Periodicity (2) Melting and boiling points of the elements of Period 3

Here we go again with the concept of periodicity.

We’ve already said what periodicity is:

Periodicity is the regular recurrence of similar properties of the elements across the periodic table.

I think one of the ways we can get this circularity or regular recurrence of similar properties is to view the periodic table in a 3D circular form as here in this diagram:

As you can see from both views the first three rows are connected; there is no break in the flow of atomic numbers.  

Now as the elements with similar properties appear above each other we can see the regular recurrence of their properties. 

So this graph I made of the melting and boiling points ought to be circular–yes!!

What we see first about these values is that there is a pattern but unlike ionisation energy and electronegativity the trends in melting and boiling point across a period are not straightforward.

Let’s define boiling and melting first and then get to an explanation of what is going on here.

Then you can construct the chart for the Period 2 values and see how they compare with Period 3. 
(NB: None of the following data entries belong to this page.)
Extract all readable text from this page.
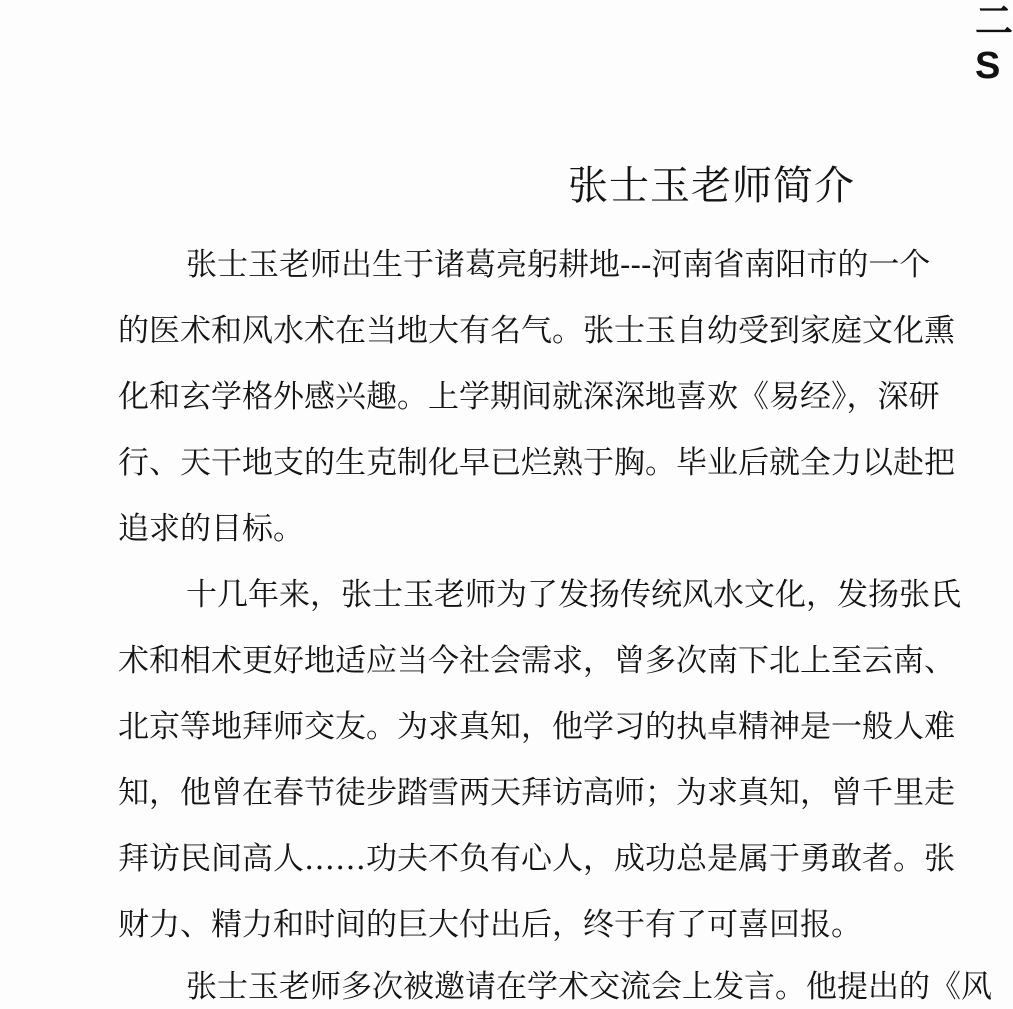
二
S
张士玉老师简介
张士玉老师出生于诸葛亮躬耕地---河南省南阳市的一个
的医术和风水术在当地大有名气。张士玉自幼受到家庭文化熏
化和玄学格外感兴趣。上学期间就深深地喜欢《易经》，深研
行、天干地支的生克制化早已烂熟于胸。毕业后就全力以赴把
追求的目标。
十几年来，张士玉老师为了发扬传统风水文化，发扬张氏
术和相术更好地适应当今社会需求，曾多次南下北上至云南、
北京等地拜师交友。为求真知，他学习的执卓精神是一般人难
知，他曾在春节徒步踏雪两天拜访高师；为求真知，曾千里走
拜访民间高人……功夫不负有心人，成功总是属于勇敢者。张
财力、精力和时间的巨大付出后，终于有了可喜回报。
张士玉老师多次被邀请在学术交流会上发言。他提出的《风
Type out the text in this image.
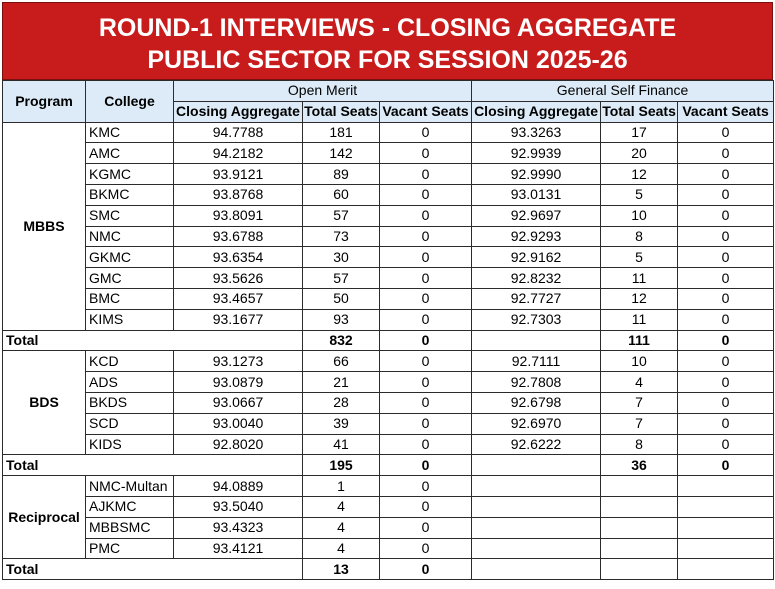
ROUND-1 INTERVIEWS - CLOSING AGGREGATE
PUBLIC SECTOR FOR SESSION 2025-26
Program	College	Open Merit			General Self Finance		
		Closing Aggregate	Total Seats	Vacant Seats	Closing Aggregate	Total Seats	Vacant Seats
MBBS	KMC	94.7788	181	0	93.3263	17	0
	AMC	94.2182	142	0	92.9939	20	0
	KGMC	93.9121	89	0	92.9990	12	0
	BKMC	93.8768	60	0	93.0131	5	0
	SMC	93.8091	57	0	92.9697	10	0
	NMC	93.6788	73	0	92.9293	8	0
	GKMC	93.6354	30	0	92.9162	5	0
	GMC	93.5626	57	0	92.8232	11	0
	BMC	93.4657	50	0	92.7727	12	0
	KIMS	93.1677	93	0	92.7303	11	0
Total			832	0		111	0
BDS	KCD	93.1273	66	0	92.7111	10	0
	ADS	93.0879	21	0	92.7808	4	0
	BKDS	93.0667	28	0	92.6798	7	0
	SCD	93.0040	39	0	92.6970	7	0
	KIDS	92.8020	41	0	92.6222	8	0
Total			195	0		36	0
Reciprocal	NMC-Multan	94.0889	1	0			
	AJKMC	93.5040	4	0			
	MBBSMC	93.4323	4	0			
	PMC	93.4121	4	0			
Total			13	0			
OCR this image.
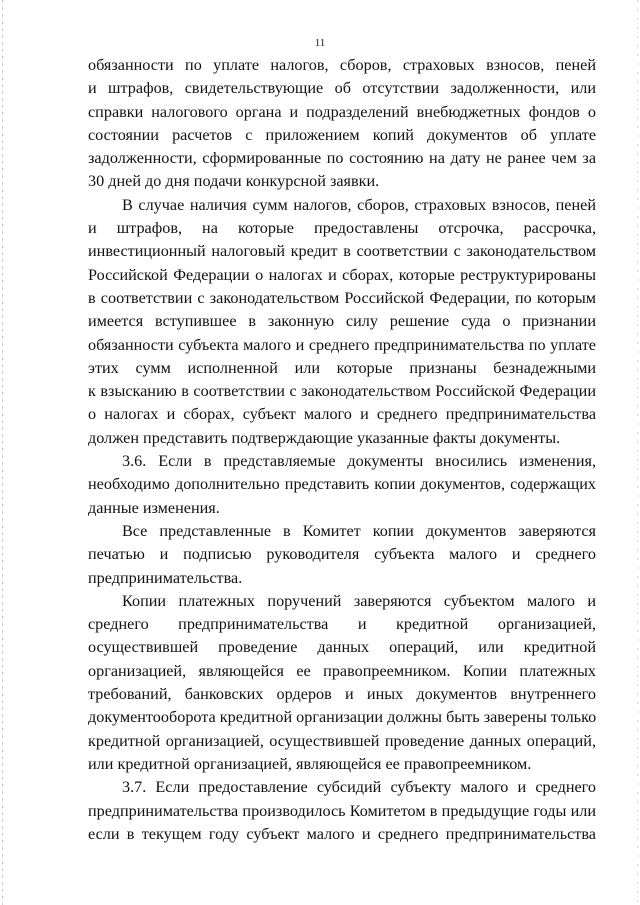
11
обязанности по уплате налогов, сборов, страховых взносов, пеней
и штрафов, свидетельствующие об отсутствии задолженности, или
справки налогового органа и подразделений внебюджетных фондов о
состоянии расчетов с приложением копий документов об уплате
задолженности, сформированные по состоянию на дату не ранее чем за
30 дней до дня подачи конкурсной заявки.
В случае наличия сумм налогов, сборов, страховых взносов, пеней
и штрафов, на которые предоставлены отсрочка, рассрочка,
инвестиционный налоговый кредит в соответствии с законодательством
Российской Федерации о налогах и сборах, которые реструктурированы
в соответствии с законодательством Российской Федерации, по которым
имеется вступившее в законную силу решение суда о признании
обязанности субъекта малого и среднего предпринимательства по уплате
этих сумм исполненной или которые признаны безнадежными
к взысканию в соответствии с законодательством Российской Федерации
о налогах и сборах, субъект малого и среднего предпринимательства
должен представить подтверждающие указанные факты документы.
3.6. Если в представляемые документы вносились изменения,
необходимо дополнительно представить копии документов, содержащих
данные изменения.
Все представленные в Комитет копии документов заверяются
печатью и подписью руководителя субъекта малого и среднего
предпринимательства.
Копии платежных поручений заверяются субъектом малого и
среднего предпринимательства и кредитной организацией,
осуществившей проведение данных операций, или кредитной
организацией, являющейся ее правопреемником. Копии платежных
требований, банковских ордеров и иных документов внутреннего
документооборота кредитной организации должны быть заверены только
кредитной организацией, осуществившей проведение данных операций,
или кредитной организацией, являющейся ее правопреемником.
3.7. Если предоставление субсидий субъекту малого и среднего
предпринимательства производилось Комитетом в предыдущие годы или
если в текущем году субъект малого и среднего предпринимательства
What is meant by boiling point?

Boiling point is the temperature at which the vapour pressure of the element is equal to the current atmospheric pressure.  The energy being supplied to the element is used to break interatomic or intermolecular bonds in the liquid element to allow its particles to exist much further apart and move at great velocity in the gaseous state.  The stronger these forces of attraction are the higher the boiling point. 

What is meant by melting point?

Melting point is the temperature at which the particles of the element transition from the solid into the liquid state. To transition, energy is supplied to break bonds between particles in the solid state instead of raising the temperature of the element. The particles remain about as close as before but they now move randomly rather than vibrating on the spot. 
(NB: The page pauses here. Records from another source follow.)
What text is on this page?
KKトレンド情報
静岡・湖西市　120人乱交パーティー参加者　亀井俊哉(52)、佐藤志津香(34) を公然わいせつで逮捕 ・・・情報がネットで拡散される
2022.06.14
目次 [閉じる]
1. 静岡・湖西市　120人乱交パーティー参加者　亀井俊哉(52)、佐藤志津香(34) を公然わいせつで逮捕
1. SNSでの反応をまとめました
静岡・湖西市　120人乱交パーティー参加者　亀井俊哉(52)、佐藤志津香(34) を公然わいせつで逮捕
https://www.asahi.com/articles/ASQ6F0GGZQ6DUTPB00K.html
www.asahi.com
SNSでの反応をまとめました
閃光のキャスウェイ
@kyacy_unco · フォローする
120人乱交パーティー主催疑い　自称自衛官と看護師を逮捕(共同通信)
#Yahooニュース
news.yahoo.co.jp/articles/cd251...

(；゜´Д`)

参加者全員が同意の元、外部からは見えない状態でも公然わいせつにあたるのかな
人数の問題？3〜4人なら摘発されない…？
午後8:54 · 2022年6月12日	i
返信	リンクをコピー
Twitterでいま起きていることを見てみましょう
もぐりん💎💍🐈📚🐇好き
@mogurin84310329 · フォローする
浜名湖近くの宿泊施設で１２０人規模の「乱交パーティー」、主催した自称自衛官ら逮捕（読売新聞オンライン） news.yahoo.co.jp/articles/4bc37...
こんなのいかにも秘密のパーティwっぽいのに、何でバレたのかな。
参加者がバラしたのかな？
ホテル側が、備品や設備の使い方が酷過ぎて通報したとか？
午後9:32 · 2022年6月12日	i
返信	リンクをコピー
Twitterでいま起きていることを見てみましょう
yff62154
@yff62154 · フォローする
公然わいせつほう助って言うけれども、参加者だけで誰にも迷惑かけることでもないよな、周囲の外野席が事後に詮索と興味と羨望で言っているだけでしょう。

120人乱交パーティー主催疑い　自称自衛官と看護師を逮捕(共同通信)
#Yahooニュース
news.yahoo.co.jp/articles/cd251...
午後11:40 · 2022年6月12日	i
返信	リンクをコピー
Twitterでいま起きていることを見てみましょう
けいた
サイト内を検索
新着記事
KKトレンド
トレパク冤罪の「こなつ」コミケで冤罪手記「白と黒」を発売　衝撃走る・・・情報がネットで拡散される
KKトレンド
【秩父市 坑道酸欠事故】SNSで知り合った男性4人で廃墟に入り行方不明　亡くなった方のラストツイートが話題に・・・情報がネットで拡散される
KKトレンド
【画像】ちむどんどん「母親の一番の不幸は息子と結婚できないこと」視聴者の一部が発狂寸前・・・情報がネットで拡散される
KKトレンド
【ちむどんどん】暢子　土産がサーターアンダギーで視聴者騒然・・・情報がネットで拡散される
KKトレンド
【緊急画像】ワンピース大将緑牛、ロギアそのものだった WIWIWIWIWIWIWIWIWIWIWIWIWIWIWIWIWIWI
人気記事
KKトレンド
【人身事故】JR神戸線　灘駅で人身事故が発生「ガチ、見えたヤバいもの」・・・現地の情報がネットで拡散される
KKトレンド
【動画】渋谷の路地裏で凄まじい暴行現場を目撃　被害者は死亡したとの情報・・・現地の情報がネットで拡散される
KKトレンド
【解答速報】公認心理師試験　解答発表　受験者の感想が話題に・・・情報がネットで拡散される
What these two definitions tell you is that the explanation for the variation in melting and boiling point is going to be to do with the bonding and structure of these elements. 

Explanation

Let’s now look at and try to explain the periodic pattern.

Sodium, Magnesium, Aluminium

The first thing we can see is that there are three metallic elements: sodium, magnesium and aluminium, with relatively low melting and boiling points.
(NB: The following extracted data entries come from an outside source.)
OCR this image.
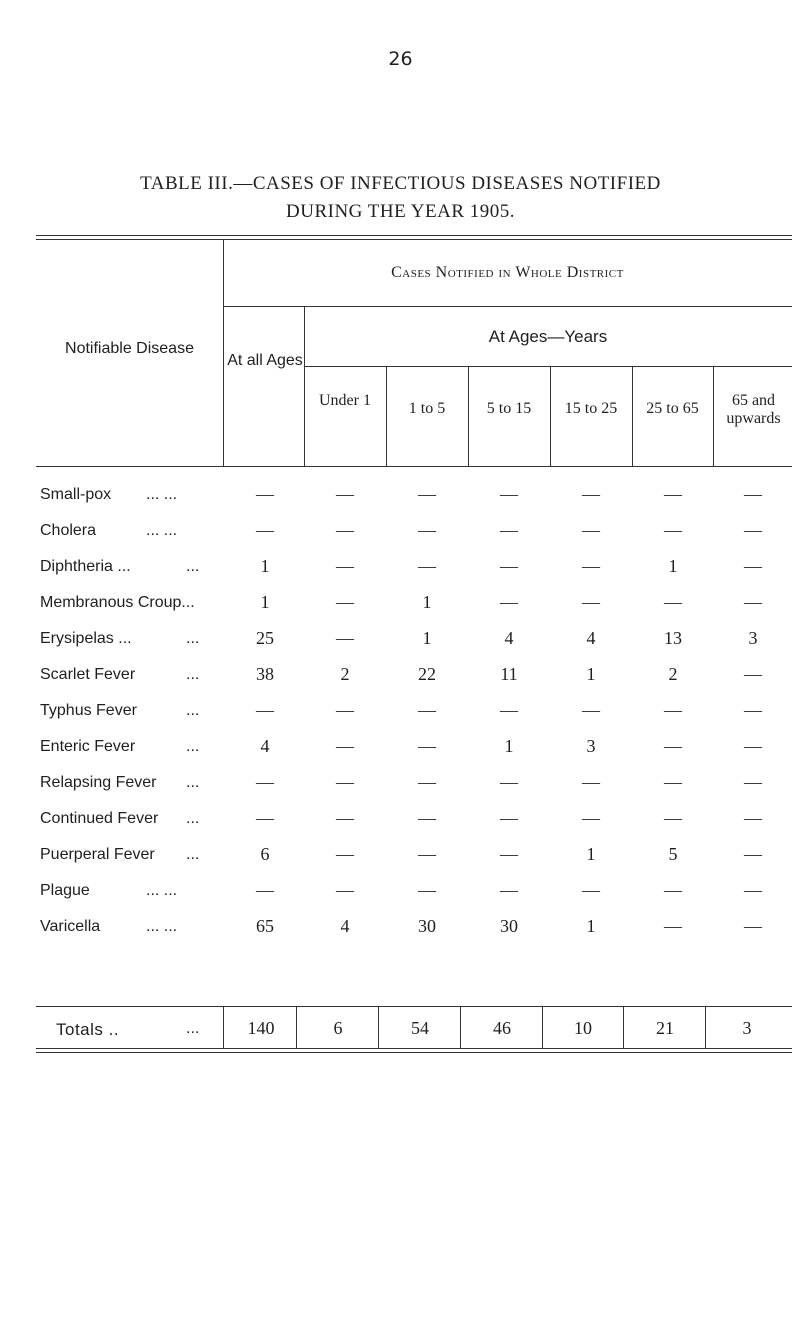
26
TABLE III.—CASES OF INFECTIOUS DISEASES NOTIFIED
DURING THE YEAR 1905.
Notifiable Disease
Cases Notified in Whole District
At all Ages
At Ages—Years
Under 1	1 to 5	5 to 15	15 to 25	25 to 65	65 and upwards
Small-pox ... ...	—	—	—	—	—	—	—
Cholera	... ...	—	—	—	—	—	—	—
Diphtheria ...	...	1	—	—	—	—	1	—
Membranous Croup...	1	—	1	—	—	—	—
Erysipelas ...	...	25	—	1	4	4	13	3
Scarlet Fever	...	38	2	22	11	1	2	—
Typhus Fever	...	—	—	—	—	—	—	—
Enteric Fever	...	4	—	—	1	3	—	—
Relapsing Fever ...	—	—	—	—	—	—	—
Continued Fever ...	—	—	—	—	—	—	—
Puerperal Fever ...	6	—	—	—	1	5	—
Plague	... ...	—	—	—	—	—	—	—
Varicella	... ...	65	4	30	30	1	—	—
Totals ..	...	140	6	54	46	10	21	3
Metallic bonds hold the atoms together in these three metals. 

Here is a pictorial description of metallic bonding for a group 1 and a group 2 metal.

So notice this as we go from sodium to magnesium to aluminium the charge on the metal ion increases from +1 to +3 that also means that the number of delocalised electrons per atom increases and that has the effect of increasing the strength of the metallic bonds. 

Silicon

So what happens with silicon?

Well, silicon is not a metal it is a metalloid i.e. it has some metallic characteristics (it looks like a metal grey and shiny) but crucially its structure and bonding is not metallic. 

The atoms of silicon are held together by strong directional covalent bonds in a huge atomic network. 

This is much like the structure of diamond that you might already be familiar with.

So each silicon atoms as we can see is covalently bonded to four other atoms in a tetrahedral arrangement. 

Each of these four covalent bonds is strong.

This tetrahedral arrangement extends to edge of a silicon crystal and is sometimes called a giant structure for obvious reasons. 

To merely melt this stuff, energy will need to be given to it to break each covalent bond if the atoms are to be set free to move randomly around each other. 

As you can see that energy value and hence the temperature at which silicon melts will be very high. 

Phosphorus, Sulfur, Chlorine and Argon

Again these are not metal but non–metals. 

They have molecular structures. 

They exist in small groups of atoms: P₄, S₈, Cl₂ and Ar.

There are strong forces of attraction between their atoms within each molecule; what are called intra–molecular bonds. 

But what matters for our explanation are the inter–molecular bonds.

These inter molecular bonds are very weak.

These are called van der Waals forces.

The strength of these van der Waals forces depends n the number of electrons in each molecule and so the melting and boiling points follow this pattern: S₈ > P₄ > Cl₂ > Ar.

The bigger the molecule, more electrons, the stronger the van der Waals force, the higher the melting and boiling point.